That made me laugh! Not quite what I meant though!  Thanks to you and Maryjane though for the ideas. The yoga-mat/foam idea sounds like a good bet. Since I've looked into it, I've found a lot of construction supply places around, and I bet they'd sell something similar. I never thought to check the fabric stores, but they'd most likely have some good, dense material for sound reduction. I read somewhere that the material used in most hotel curtains is noise-absorbing. Wonder where they get that? 

Thanks much!


----------



## amoonswirl (Nov 14, 2006)

Fever said:


> That made me laugh! Not quite what I meant though!  Thanks to you and Maryjane though for the ideas. The yoga-mat/foam idea sounds like a good bet. Since I've looked into it, I've found a lot of construction supply places around, and I bet they'd sell something similar. I never thought to check the fabric stores, but they'd most likely have some good, dense material for sound reduction. I read somewhere that the material used in most hotel curtains is noise-absorbing. Wonder where they get that?
> 
> Thanks much!


Just a thought...
Recording studios use acoustic paneling and egg-crate-like foam to reduce noise and dampen particular frequencies. You may want to look into that. Not sure of the particulars but I have seen this used in a lot of studios. Google "acoustic paneling" to see some options.

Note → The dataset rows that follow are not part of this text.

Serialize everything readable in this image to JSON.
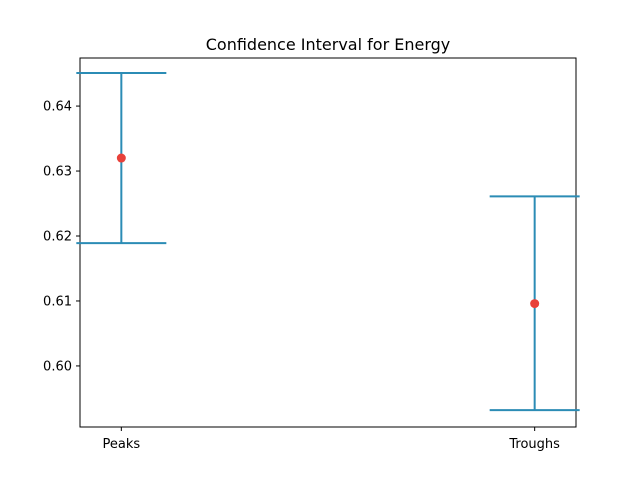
{
  "chart_data": {
    "type": "errorbar",
    "title": "Confidence Interval for Energy",
    "xlabel": "",
    "ylabel": "",
    "categories": [
      "Peaks",
      "Troughs"
    ],
    "means": [
      0.632,
      0.6096
    ],
    "ci_lower": [
      0.6189,
      0.5932
    ],
    "ci_upper": [
      0.6451,
      0.6261
    ],
    "ylim": [
      0.5906,
      0.6474
    ],
    "yticks": [
      0.6,
      0.61,
      0.62,
      0.63,
      0.64
    ],
    "ytick_labels": [
      "0.60",
      "0.61",
      "0.62",
      "0.63",
      "0.64"
    ],
    "grid": false,
    "colors": {
      "errorbar": "#2b8cb5",
      "marker": "#e8413a"
    }
  }
}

Although it might be more expensive than using some of the other solutions mentioned here, it may also be more effective and have a side benefit of reducing the amount of noise you have to put up with from the neighbors.

Sorry to hear about your irritating neighbors. Our noisy neighbors just moved out and we are rejoicing  At least temporarily - we'll see what kind of people move in next. Always "interesting."


----------



## Littlecoo (Apr 20, 2008)

Fever said:


> That made me laugh! Not quite what I meant though!  Thanks to you and Maryjane though for the ideas. The yoga-mat/foam idea sounds like a good bet. Since I've looked into it, I've found a lot of construction supply places around, and I bet they'd sell something similar. I never thought to check the fabric stores, but they'd most likely have some good, dense material for sound reduction. I read somewhere that the material used in most hotel curtains is noise-absorbing. Wonder where they get that?
> 
> Thanks much!


It may also be worth while to look though the auction listings in your area re the motel curtains/fabrics, and hardware materials etc. This sort of thing does crop up in auction lots from time to time and usually much cheaper than buying from a store.


----------



## maryjane (Jul 15, 2006)

Someone suggested bubble wrap when I was talking about it today.


----------



## A_Smith (Aug 8, 2006)

Do a search on ebay for soundproofing for some ideas.  Some simple ideas there can be made yourself. Just need to be creative.


----------



## TheSnipes (Apr 9, 2007)

How about playing a radio loud enough to drown out the doves?


----------



## Charis (Feb 11, 2007)

TheSnipes said:


> How about playing a radio loud enough to drown out the doves?


What a great idea!


----------